The PANEL Procedure

LAG, ZLAG, XLAG, SLAG, or CLAG Statement

  • LAG var$_1$( lag$_1$ lag$_2$lag$_ T$ ) , …, var$_ N$( lag$_1$ lag$_2$lag$_ T$ ) < / OUT= SAS-data-set > ;

Generally, creating lags of variables in a panel setting is a tedious process in which you must generate many DATA step statements. The PANEL procedure now enables you to generate lags of any series without jumping across the boundary of any individual series. The LAG statement is a data set generation tool. Using the data created by a LAG statement requires a subsequent PROC PANEL call. You can specify more than one LAG statement in each call to PROC PANEL.

You must specify the OUT= option in the LAG statement. The output data set includes all variables in the input set, plus the lags that are denoted with the convention var_lag.
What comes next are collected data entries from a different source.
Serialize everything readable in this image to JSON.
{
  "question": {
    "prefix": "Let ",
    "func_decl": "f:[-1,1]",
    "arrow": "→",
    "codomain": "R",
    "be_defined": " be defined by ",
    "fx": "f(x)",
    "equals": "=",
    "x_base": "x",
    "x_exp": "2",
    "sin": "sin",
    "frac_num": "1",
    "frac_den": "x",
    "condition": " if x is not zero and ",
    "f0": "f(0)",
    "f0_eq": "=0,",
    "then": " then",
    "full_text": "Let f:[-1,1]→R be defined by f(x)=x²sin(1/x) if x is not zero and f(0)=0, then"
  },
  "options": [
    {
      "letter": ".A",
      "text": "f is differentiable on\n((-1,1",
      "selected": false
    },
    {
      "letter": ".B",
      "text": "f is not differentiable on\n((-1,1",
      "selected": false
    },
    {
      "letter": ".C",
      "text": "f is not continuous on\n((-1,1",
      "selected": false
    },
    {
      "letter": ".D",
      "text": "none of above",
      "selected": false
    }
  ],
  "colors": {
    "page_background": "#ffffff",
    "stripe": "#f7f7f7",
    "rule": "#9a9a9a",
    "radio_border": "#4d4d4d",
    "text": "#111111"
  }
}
The LAG statement tends to generate many missing values in the data. This can be problematic, because the number of usable observations diminishes with the lag length. Therefore, PROC PANEL offers the following alternatives to the LAG statement. The following statements can be used instead of LAG with otherwise identical syntax:

  • CLAG var$_1$( lag$_1$ lag$_2$lag$_ T$ ) , …, var$_ N$( lag$_1$ lag$_2$lag$_ T$ ) < / OUT= SAS-data-set > ;

replaces missing values with the cross section mean for that variable in that cross section. Missing values are replaced only if they are in the generated (lagged) series. Missing variables in the original variables are not changed.

  • SLAG var$_1$( lag$_1$ lag$_2$lag$_ T$ ) , …, var$_ N$( lag$_1$ lag$_2$lag$_ T$ ) < / OUT= SAS-data-set > ;

replaces missing values with the time mean for that variable in that time period. Missing values are replaced only if they are in the generated (lagged) series. Missing variables in the original variables are not changed.

  • XLAG var$_1$( lag$_1$ lag$_2$lag$_ T$ ) , …, var$_ N$( lag$_1$ lag$_2$lag$_ T$ ) < / OUT= SAS-data-set > ;

replaces missing values with the overall mean for that variable. Missing values are replaced only if they are in the generated (lagged) series. Missing variables in the original variables are not changed.

  • ZLAG var$_1$( lag$_1$ lag$_2$lag$_ T$ ) , …, var$_ N$( lag$_1$ lag$_2$lag$_ T$ ) < / OUT= SAS-data-set > ;

replaces missing values with 0 for that variable. Missing values are replaced only if they are in the generated (lagged) series. Missing variables in the original variables are not changed.

Assume that data set A has been sorted by cross section and by time period within cross section (or that the FLATDATA statement has been specified) and that the variables are Y, X1, X2, and X3. The following PROC PANEL statements generate a series with lags 1 and 3 of the X1 variable; lags 3, 6, and 9 of the X2 variable; and lag 2 of the X3 variable.

   proc panel data=A;
      id i t;
      lag X1(1 3) X2(3 6 9) X3(2) / out=A_lag;
   run;

If you want a zeroing instead of missing values, then you specify the following:

   proc panel data=A;
      id i t;
      zlag X1(1 3) X2(3 6 9) X3(2) / out=A_zlag;
   run;

Similarly, you can specify XLAG to replace with overall means, SLAG to replace with time means, and CLAG to replace with cross section means.